Raising independent children
Is this a dying art form? For years (from my vantage point of teaching the early years in primary school) I have been bewildered by young children unable to tie laces, open lunch boxes and seemingly unable to carry even their own school bags into school!
Today, in the supermarket, I had my two little helpers as busy as I could possibly keep them. I've learned, like most of us (the hard way) this is the only way to come out of our larger supermarket trips a success.
But about today, I need to write. At the checkout the girls were busily unloading our trolley. With as little direction from me as possible, I allowed them to figure out how they could best do this. In actual fact, for a moment, there was a fleeting thought that went through my mind, that I was actually (wait for it) doing nothing!
But, seriously, I was not doing 'nothing'. As the trolley became less full and the items deeper and harder to remove the trouble-shooting I saw between this pair began. I was actually doing a whole lot, harder than intervening even. I was purposefully restraining myself from stepping in with my agenda of how the trolley would be best unloaded. I was biting my tongue and simply praising the good bits I saw. I encouraged good decisions and let them know I thought they were smart girls who would figure things out. I was restraining myself from offering suggestions at the obstacles they faced. It was hard but I am committed to raising independent children.
By the stage my youngest was no longer able to reach the bottom, I rejoiced her resourcefulness as she moved straight to the items that were still in the higher part (child seat) of the trolley. This was completely unprompted and she was given praise for working this out herself. Now that she physically could do no more I asked my eldest to keep her little sister included by passing the final items to her so she could have the job of placing them onto the conveyer.
However, for my eldest, the last two spaghetti packs were just out of her reach from where she stood on the floor. There were a few more ways that I could see (but didn't say) that could be tried.
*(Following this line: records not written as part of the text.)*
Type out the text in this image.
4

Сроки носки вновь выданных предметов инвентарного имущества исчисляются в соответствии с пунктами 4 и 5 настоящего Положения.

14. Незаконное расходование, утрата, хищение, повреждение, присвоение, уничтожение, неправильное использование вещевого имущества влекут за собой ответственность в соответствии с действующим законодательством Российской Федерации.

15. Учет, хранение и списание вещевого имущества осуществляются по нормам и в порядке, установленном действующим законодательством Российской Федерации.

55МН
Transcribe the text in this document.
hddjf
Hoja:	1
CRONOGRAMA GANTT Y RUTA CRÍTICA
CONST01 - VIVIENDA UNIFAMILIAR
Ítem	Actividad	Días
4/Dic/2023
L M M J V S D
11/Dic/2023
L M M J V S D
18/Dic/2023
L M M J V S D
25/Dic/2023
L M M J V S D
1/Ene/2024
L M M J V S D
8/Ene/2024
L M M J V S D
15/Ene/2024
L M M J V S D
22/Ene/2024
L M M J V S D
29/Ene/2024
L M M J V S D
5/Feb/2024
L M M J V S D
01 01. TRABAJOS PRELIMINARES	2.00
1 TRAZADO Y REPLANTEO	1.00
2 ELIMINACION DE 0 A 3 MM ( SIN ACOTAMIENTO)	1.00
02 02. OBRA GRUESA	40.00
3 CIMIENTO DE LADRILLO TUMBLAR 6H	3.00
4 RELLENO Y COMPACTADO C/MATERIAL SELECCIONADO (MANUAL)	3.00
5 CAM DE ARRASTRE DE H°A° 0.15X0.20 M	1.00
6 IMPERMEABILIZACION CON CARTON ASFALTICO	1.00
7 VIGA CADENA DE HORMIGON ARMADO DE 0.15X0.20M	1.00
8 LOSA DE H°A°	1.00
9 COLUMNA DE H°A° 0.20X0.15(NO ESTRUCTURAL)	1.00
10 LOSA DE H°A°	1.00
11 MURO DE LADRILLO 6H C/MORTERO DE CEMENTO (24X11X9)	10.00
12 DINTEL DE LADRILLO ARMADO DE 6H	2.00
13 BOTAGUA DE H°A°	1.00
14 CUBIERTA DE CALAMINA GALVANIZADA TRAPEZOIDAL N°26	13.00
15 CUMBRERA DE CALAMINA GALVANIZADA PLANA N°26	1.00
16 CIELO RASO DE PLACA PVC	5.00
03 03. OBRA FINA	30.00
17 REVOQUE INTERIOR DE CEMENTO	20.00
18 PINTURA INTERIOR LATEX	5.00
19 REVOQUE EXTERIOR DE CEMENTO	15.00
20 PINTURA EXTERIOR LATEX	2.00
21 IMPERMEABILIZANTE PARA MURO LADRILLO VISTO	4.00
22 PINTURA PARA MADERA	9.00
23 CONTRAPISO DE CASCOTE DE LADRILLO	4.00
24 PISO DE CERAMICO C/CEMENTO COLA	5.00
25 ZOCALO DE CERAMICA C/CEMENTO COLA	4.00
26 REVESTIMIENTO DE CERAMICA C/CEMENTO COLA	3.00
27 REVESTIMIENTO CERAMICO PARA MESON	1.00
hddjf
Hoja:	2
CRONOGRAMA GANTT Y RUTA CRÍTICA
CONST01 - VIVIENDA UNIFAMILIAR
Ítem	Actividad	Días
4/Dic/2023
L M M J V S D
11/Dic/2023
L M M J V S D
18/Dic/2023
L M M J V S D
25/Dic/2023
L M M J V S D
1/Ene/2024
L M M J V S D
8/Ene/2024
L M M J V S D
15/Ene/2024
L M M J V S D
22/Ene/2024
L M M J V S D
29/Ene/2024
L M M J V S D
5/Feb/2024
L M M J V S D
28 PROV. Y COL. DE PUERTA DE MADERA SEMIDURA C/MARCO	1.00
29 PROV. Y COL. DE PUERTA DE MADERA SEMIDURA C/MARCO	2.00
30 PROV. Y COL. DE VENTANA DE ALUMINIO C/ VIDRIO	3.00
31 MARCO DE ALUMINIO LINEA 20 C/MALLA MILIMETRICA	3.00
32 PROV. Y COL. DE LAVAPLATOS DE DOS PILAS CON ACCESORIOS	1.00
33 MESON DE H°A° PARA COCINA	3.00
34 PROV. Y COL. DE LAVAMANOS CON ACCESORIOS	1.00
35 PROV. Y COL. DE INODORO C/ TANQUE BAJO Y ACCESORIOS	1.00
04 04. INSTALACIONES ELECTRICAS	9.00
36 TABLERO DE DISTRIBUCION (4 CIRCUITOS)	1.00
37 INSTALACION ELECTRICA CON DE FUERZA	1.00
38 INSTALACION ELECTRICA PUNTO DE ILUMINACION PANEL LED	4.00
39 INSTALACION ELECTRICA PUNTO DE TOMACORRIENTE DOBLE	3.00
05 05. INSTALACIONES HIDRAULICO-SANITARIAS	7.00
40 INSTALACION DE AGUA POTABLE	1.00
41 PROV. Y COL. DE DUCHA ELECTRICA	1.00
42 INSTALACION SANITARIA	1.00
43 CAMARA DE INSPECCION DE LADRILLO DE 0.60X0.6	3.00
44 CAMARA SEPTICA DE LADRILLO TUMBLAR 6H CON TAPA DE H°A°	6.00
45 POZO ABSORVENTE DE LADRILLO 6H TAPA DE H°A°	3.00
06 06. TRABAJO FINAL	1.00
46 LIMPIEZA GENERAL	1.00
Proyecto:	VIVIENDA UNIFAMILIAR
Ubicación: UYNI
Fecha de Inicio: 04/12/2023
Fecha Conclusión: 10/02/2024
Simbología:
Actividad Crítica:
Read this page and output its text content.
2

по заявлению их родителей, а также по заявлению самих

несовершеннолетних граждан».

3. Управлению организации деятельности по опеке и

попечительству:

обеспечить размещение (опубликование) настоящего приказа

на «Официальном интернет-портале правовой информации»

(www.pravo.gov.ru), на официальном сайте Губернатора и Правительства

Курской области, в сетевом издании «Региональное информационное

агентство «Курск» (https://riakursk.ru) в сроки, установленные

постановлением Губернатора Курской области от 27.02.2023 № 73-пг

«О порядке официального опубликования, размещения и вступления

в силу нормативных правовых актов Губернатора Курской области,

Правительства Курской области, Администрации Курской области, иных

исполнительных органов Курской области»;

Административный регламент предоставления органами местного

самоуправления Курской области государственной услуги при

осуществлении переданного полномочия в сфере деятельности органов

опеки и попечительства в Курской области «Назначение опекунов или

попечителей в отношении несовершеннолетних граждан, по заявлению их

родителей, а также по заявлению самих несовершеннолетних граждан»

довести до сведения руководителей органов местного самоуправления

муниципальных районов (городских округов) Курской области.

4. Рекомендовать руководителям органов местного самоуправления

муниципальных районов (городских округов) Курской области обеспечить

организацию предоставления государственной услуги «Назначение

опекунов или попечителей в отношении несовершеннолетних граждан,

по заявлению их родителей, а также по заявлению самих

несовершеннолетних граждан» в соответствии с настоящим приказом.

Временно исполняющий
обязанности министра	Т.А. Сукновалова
My eldest needs practise with persistence and so all I offered by way of encouragement, was to keep going and a 'you can do it'. By stepping up onto the trolley I could see she didn't quite stretch far enough to be successful. I was confident that with another wholehearted try by her it would be easily within her reach. And that's when it happened. A well-meaning and very beautiful Mum (with a very well behaved toddler close by) stepped in and my eldest was saved. This lovely lady said to her 'Here you go, just shut this part (which the lovely lady then shut) and 'step up on there like you did before... (so my eldest did) and now you can reach' (and the lovely lady handed my eldest the spaghetti).
And so I write. Why is it so hard for adults NOT to step in and 'do things' for children? Scaffolding and supporting children is the way learning happens. And yet, by doing things for children who are capable, there is learned helplessness. I'm not promoting that a child is left to do what cannot be done, or is left to the point of overwhelming frustration or defeat. I'm just saying, there is an element of space and time, there is a 'pause' that we need to afford our children so they can 'achieve' and we can admire their efforts and skills and thoughts. That's all.